Nothing would seem more natural than for the Americans cage fight spectators so cruelly captured in all their snarling, pitbull splendour by Sacha Baron Cohen in Bruno to finish their evening out with a spot of line dancing.
But then I am clearly heaping unfairness on injustice. I may well be the only person in the world on whom the charm of line dancing is simply lost.
Even so, I was slightly taken aback on wandering into the Oxfam shop in Ealing, west London to find, nestling between a work on Soweto and another presenting Michael Light's 128 images of the Moon, an entire book devoted to this strange source of human pleasure.
At £1.99, my duty to research, and to the charitable interests of Oxfam, probably required me to dig a couple of pound coins out of my pocket there and then. My excuse is as lame as the dance: I was in the shop because my younger daughter had decided on the spur of the moment to buy me a book of my choice (I plumped for Bill Bryson's A Short History of Nearly Everything in an attempt to compensate for all those hours wasted in science lessons), and ducked out of making any purchases of my own.
So I remain in ignorance of all there is to say on the subject.
Regulars at Salut! may know that I am not very fond of dancing at all. I get up, nobly overcoming natural resistance, and make the odd attempt at jiving or what my daughters have been heard to call "dad dancing". But I cannot pretend to enjoy it. It helps a lot if I like the music that is playing, but my tastes in pop are narrow and tend to be poorly catered for by many DJs.
My first encounter with line dancing was getting on for 20 years ago at a Butlin's holiday camp in southern England where, for some reason, a folk festival was being held.

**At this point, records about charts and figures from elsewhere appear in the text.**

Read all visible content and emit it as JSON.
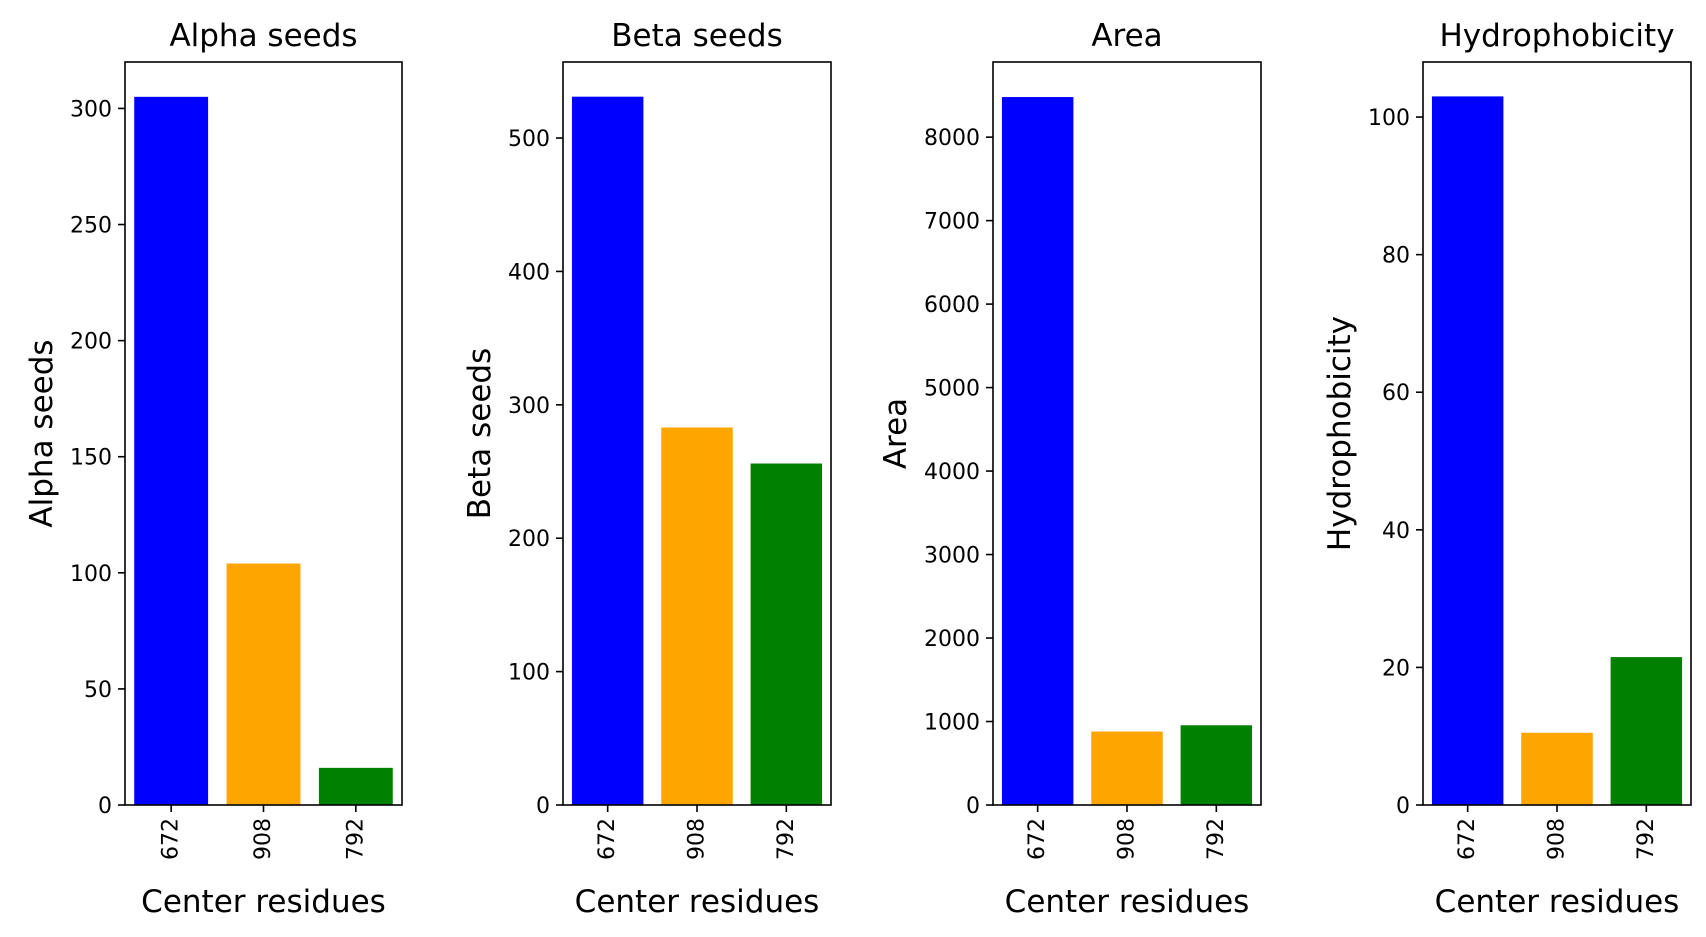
{
  "chart_data": [
    {
      "type": "bar",
      "title": "Alpha seeds",
      "xlabel": "Center residues",
      "ylabel": "Alpha seeds",
      "categories": [
        "672",
        "908",
        "792"
      ],
      "values": [
        305,
        104,
        16
      ],
      "colors": [
        "#0000ff",
        "#ffa500",
        "#008000"
      ],
      "ylim": [
        0,
        320
      ],
      "yticks": [
        0,
        50,
        100,
        150,
        200,
        250,
        300
      ],
      "grid": false,
      "xtick_rotation": 90
    },
    {
      "type": "bar",
      "title": "Beta seeds",
      "xlabel": "Center residues",
      "ylabel": "Beta seeds",
      "categories": [
        "672",
        "908",
        "792"
      ],
      "values": [
        531,
        283,
        256
      ],
      "colors": [
        "#0000ff",
        "#ffa500",
        "#008000"
      ],
      "ylim": [
        0,
        557
      ],
      "yticks": [
        0,
        100,
        200,
        300,
        400,
        500
      ],
      "grid": false,
      "xtick_rotation": 90
    },
    {
      "type": "bar",
      "title": "Area",
      "xlabel": "Center residues",
      "ylabel": "Area",
      "categories": [
        "672",
        "908",
        "792"
      ],
      "values": [
        8480,
        880,
        955
      ],
      "colors": [
        "#0000ff",
        "#ffa500",
        "#008000"
      ],
      "ylim": [
        0,
        8900
      ],
      "yticks": [
        0,
        1000,
        2000,
        3000,
        4000,
        5000,
        6000,
        7000,
        8000
      ],
      "grid": false,
      "xtick_rotation": 90
    },
    {
      "type": "bar",
      "title": "Hydrophobicity",
      "xlabel": "Center residues",
      "ylabel": "Hydrophobicity",
      "categories": [
        "672",
        "908",
        "792"
      ],
      "values": [
        103,
        10.5,
        21.5
      ],
      "colors": [
        "#0000ff",
        "#ffa500",
        "#008000"
      ],
      "ylim": [
        0,
        108
      ],
      "yticks": [
        0,
        20,
        40,
        60,
        80,
        100
      ],
      "grid": false,
      "xtick_rotation": 90
    }
  ]
}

Yes, I know that removes all legitimacy from my complaint, but I felt a pressing need to explain why I was there.
It was certainly not my intention to take in the Wild West festival that was being run simultaneously on the same site. Car workers from the Midlands, I was told, were prominent among the festival goers and all were decked out in their best cowboy (and cowgirl) gear.
None of the restaurants was hugely appealing, but the steak bar seemed harmless. Inside, the dining area was separated from a dance floor by a low panelled partition. I could therefore see all these Brummies, resplendent in their stetsons and studded leather outfits, arranged in lines and doing that silly little quarter-turn jump at the end of each sequence of steps.

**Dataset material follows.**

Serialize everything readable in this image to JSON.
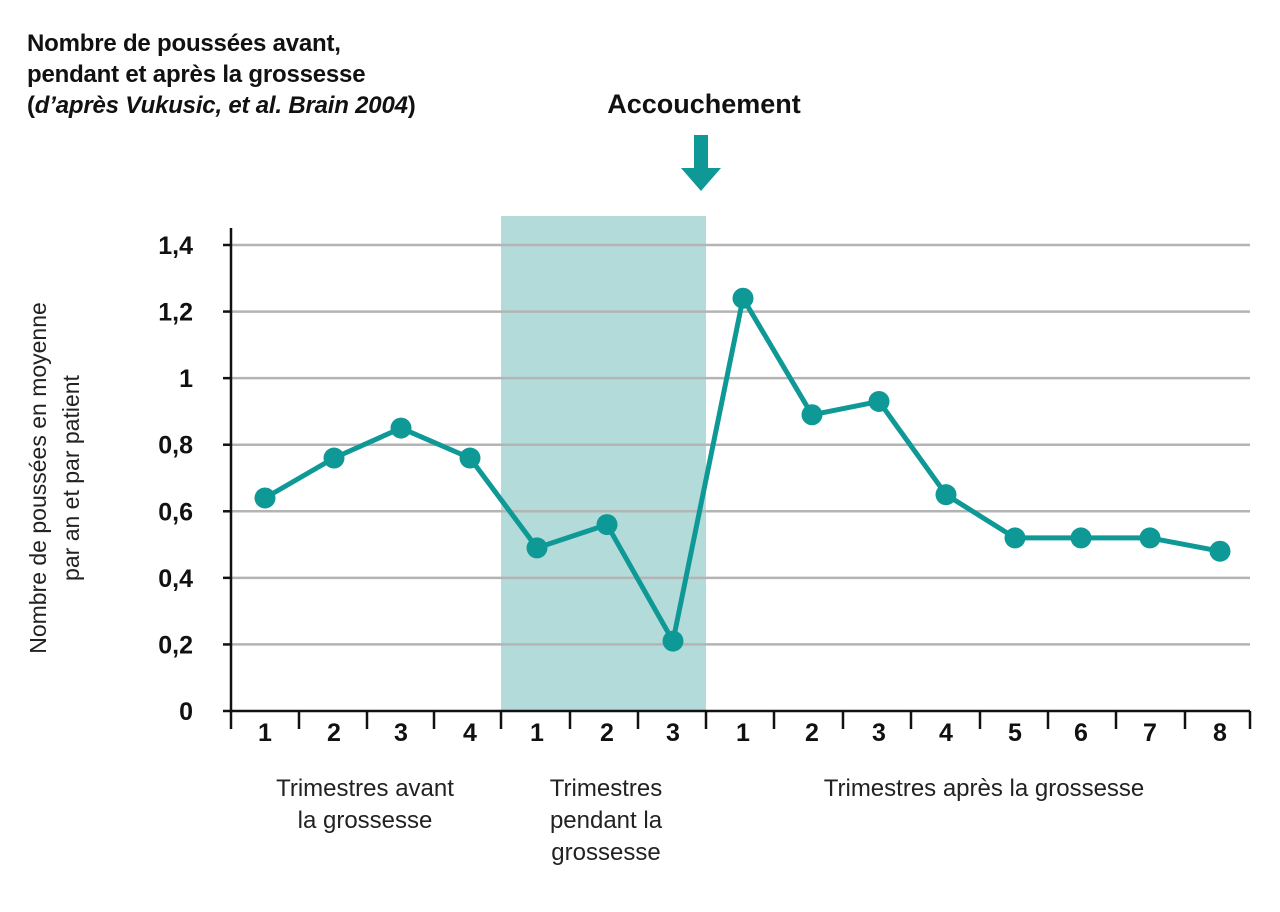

And because I couldn't see their feet, the jump, preceded by some modest to-ing and fro-ing, was the only movement visible. It took considerable restraint to avoid laughing out loud (though I am not sure the British Leyland conveyor belt team would have suppressed their own chortles at the choruses of The Spanish Lady or Whiskey in the Jar).
In one bar on the seafront in Le Lavandou, the foot action is there for all to see. Here, and for all I know elsewhere, the dance is called Le Madison. And the sighs that greet each announcement by the sailor-suited DJ that he's about to play the Gigolo or Singing in the Rain, both considered suited to the dance, bear witness to its popularity. In fact, one English resident of France wrote recently that it was not until she joined Madison sessions in her village that she was able to make friends.
At another of the promenade bars, it is possible to switch off mentally from the entertainment and instead follow the televised sports - and believe me, this is true - of lorry-pulling and racing with heavy sacks of ice on the back.
With sailor boy, there is no such distraction, no such escape. But hang on a minute. I've just thought of a welcome side effect.
While I rise with as much enthusiasm as can be mustered for le rock 'n' roll, I have been allowed to maintain unchallenged the strongly asserted position that never in the time that remains to me on earth shall I be found taking part in line dancing, whatever name it goes by.
And since our singing mariner chooses tracks galore for aficionados of Le Madison, that leaves me plenty of opportunity to sit out the dancing without further explanation.